History of Engineer John D. McKean

John D. McKean served as a Marine Engineer in the New York City Fire Department and was assigned to the Fireboat George B. McClellan. He was burned by a live steam explosion aboard the McClellan on September 17, 1953. Although fatally injured, McKean heroically remained at his post, vainly trying to keep the vessel under control. As a result of the broken steam line, the McClellan was disabled. Distress signals were sounded on its whistle, while a radio call for an ambulance was sent. The tug Julia Moran, nearby in the Upper Bay, took the McClellan in tow and towed it to its base at Pier 6, Staten Island. An ambulance then took McKean to U.S. Public Health Service Hospital. John D. McKean died there five days later, September 22, 1953. A new fireboat had already been ordered. When it was ready, a year after John had died, John D. McKean's name was on the top of the list would grace this new fireboat. Fire Commissioner Edward Cavanaugh invited the McKean family to attend the christening. The christening took place on March 19th 1954, at the Mathis ship yard in Camden, New Jersey. The wife of Mayor Robert Wager had the honor of swinging the champagne bottle. Commissioner Cavanaugh and the McKean family again would gather to watch the new Fireboat, John D. McKean sail into New York harbor on September 9th, 1954, over 50 years ago. John D. McKean was 45 years old. He was survived by his wife Catherine and two children, John D. Jr, 14, and Marilyn, 11, his parents, Mr. and Mrs. David McKean, and his sister and brother. McKean lived most of his life in Bay Ridge Brooklyn. He was a member of the Fire Department for 15 years. He was appointed on January 1, 1938 and assigned to Ladder 148. John D. McKean's son and grandson followed there fathers footsteps and joined the New York City Fire Department. His great grandson is a member today.



The John D. McKean
(Marine 1)

Built in 1954 by John H. Mathis, Camden, NJ, for $1,426,000. The McKean is 334.75 gross tons.
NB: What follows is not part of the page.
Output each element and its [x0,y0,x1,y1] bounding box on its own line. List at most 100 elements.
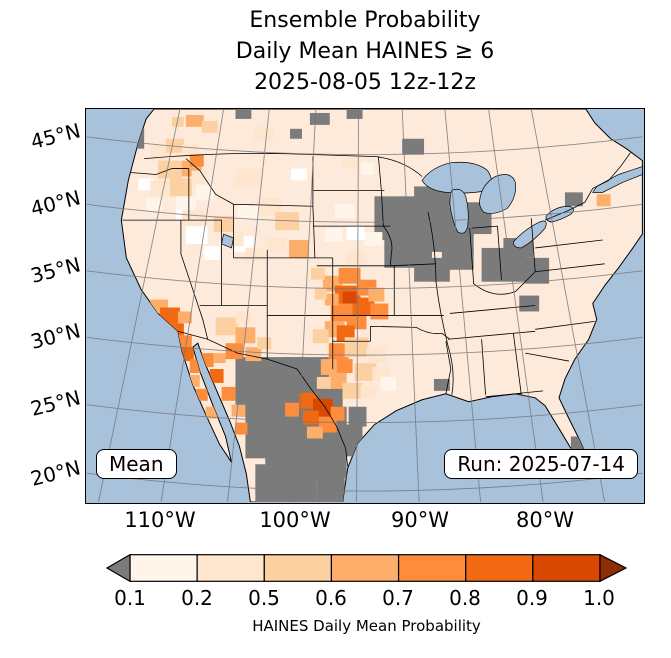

Her length is 129 feet, the beam is 31 feet, the draft is 9 feet, the height above water including the tower is 47 feet. She is propelled by two 1,000 HP Enterprise direct reversible diesel engines that provide a speed of 16 MPH. Two more 1,000 HP Enterprise engines drive four centrifugal pumps, with an output of 14,000 GPM. Also, in the engine room are hundreds of valves, thousands of feet of piping, air compressors, generators, a heat exchanger, a high pressure oil burner, steering motors and a workshop for constant maintenance.

The two Engineers and the Wiper are able to ready the boat for response in about a minute and a half. The 1,000 horsepower, turbo-charged propulsion engines and pumping engines are kept hot by the high pressure steam boiler, so there is no warm up time. As soon as the engines are started and the 50- kilowatt generator is put on line, we are ready to respond to an alarm. The Generator provides the ships electrical power for lights, radios and navigational electronics. The McKean holds 7,000 gallons of fuel oil, enough to operate for almost five days without refueling.

Up on the main deck, the McKean has a 5 Bow Pipe (7,500 GPM) and two manifolds (one forward and one aft), each with eight 3 outlets, four hose reels (two for 3 hose, one for 2 hose and one for 1 hose). On the aft deck there is 1,000 gallons of foam in 50 gallon drums. The forward compartment is known as the Gold Room. It stores hose fittings, nozzles, adapters, firematic tools, chain saw, partner saw, cold weather and dry suits. The locker room is just aft of the fidley. It has bunker gear, dewatering pumps (both electric and gas), first responder equipment and an oxygen/acetylene cutting torch. The aft room or foam room has a variety of foam nozzles and pick up tubes, a spare outboard motor, emergency lights, portable generator, Scott air tanks and a supply of spare Scott cylinders.

The boat deck has an electric/hyd davit to launch the 13 Boston Whaler equipped with a 40 horsepower motor. The two monitors on this deck can deliver 3,000 GPM. In the Pilot house, besides all of the navigation equipment, we have a special emergency 45 watt communication radio, thermal imaging camera and a radiation detection meter.

The next deck is over the Pilot house and has two more 3,000 GPM monitors and a high power spot light. The last of the six monitors sits up on the tower (47 above the water).